Things started off in Murray's favor when he took the first set 6-4 over Federer. Then Federer really turned it on. While Murray had numerous chances to gain an edge, Federer slammed the door with an impeccable forehand, a perfect drop shot, an ace. While there was a slight change in momentum after the roof closed (Federer's serve speed increased and Murray had some trouble on the court keeping his footing), the biggest game of the match came in the third set. Murray was serving down 2-3, and ten deuces were reached. Federer looked cool and confidant while Murray showed the body language of a player that was already broken. Federer ended up getting his break, and went on to finish Murray by taking three straight sets. The commentators, Chris Fowler, John McEnroe, and Pat McEnroe, all noted that this game took a big toll on Murray. More than just his serve was broken.

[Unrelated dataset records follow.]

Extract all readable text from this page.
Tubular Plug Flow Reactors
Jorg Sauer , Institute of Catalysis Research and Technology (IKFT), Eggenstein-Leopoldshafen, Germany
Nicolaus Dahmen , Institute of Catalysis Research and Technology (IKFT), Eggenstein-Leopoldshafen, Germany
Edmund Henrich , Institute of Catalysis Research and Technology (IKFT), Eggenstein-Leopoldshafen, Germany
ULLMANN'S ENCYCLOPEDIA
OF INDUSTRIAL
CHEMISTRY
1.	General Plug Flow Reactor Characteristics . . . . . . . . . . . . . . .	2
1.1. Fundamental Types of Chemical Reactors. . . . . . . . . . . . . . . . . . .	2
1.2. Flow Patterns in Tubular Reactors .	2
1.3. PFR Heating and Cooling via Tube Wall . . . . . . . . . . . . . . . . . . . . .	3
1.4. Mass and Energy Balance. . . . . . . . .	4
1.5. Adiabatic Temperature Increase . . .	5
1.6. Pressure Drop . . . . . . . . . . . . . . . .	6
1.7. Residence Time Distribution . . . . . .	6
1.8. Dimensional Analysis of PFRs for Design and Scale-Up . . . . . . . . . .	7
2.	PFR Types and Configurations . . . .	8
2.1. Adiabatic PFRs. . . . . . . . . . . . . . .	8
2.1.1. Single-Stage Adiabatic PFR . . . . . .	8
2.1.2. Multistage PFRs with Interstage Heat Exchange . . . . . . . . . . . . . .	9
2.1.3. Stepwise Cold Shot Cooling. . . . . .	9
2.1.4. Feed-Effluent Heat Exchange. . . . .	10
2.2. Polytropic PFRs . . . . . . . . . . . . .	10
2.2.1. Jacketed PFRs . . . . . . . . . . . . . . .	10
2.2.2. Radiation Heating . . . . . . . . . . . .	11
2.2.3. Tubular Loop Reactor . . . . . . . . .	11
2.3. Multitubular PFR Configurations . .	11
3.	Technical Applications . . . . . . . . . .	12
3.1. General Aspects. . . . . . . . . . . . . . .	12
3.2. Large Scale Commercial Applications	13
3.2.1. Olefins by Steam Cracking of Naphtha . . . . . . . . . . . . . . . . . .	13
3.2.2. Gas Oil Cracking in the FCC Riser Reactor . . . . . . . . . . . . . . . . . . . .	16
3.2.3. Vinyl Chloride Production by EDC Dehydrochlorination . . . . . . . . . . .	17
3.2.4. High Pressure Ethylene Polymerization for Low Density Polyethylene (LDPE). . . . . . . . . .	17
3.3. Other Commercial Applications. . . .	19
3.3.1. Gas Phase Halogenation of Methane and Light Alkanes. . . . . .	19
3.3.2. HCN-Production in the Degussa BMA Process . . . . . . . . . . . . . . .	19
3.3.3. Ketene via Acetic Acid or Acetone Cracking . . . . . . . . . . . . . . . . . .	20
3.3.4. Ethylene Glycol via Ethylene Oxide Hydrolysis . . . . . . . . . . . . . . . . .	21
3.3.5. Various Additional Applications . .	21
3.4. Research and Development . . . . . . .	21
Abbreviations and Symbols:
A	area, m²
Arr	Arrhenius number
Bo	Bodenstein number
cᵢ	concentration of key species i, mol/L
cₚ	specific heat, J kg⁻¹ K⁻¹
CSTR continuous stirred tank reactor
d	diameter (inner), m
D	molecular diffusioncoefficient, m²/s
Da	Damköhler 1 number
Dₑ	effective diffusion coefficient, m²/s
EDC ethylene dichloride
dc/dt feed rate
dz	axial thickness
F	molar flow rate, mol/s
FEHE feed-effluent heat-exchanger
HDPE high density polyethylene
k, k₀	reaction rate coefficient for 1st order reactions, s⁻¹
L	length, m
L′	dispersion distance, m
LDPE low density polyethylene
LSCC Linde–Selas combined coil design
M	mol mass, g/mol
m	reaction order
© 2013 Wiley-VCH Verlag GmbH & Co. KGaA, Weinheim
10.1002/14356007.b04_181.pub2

Murray valiantly battled on, but I'm not sure many players were going to beat vintage Federer yesterday, especially when Murray failed to capitalize on high-pressure shots. Murray's first serves were terrible throughout the final two sets, and Federer took control of those chances and dictated the rhythm of the match. Federer served out the match to win 4-6, 7-5, 6-3, 6-4 and earn his first grand slam title in nearly-two-and-a-half years.
Both players were extremely gracious during the postgame ceremonies. Murray fought to keep his composure as he addressed his native crowd, and he delivered a humbling speech. Federer was quick and honest with his answers after winning his record 17th grand slam title and his seventh Wimbledon. There wasn't much to say after a performance like that, and his play spoke volumes itself.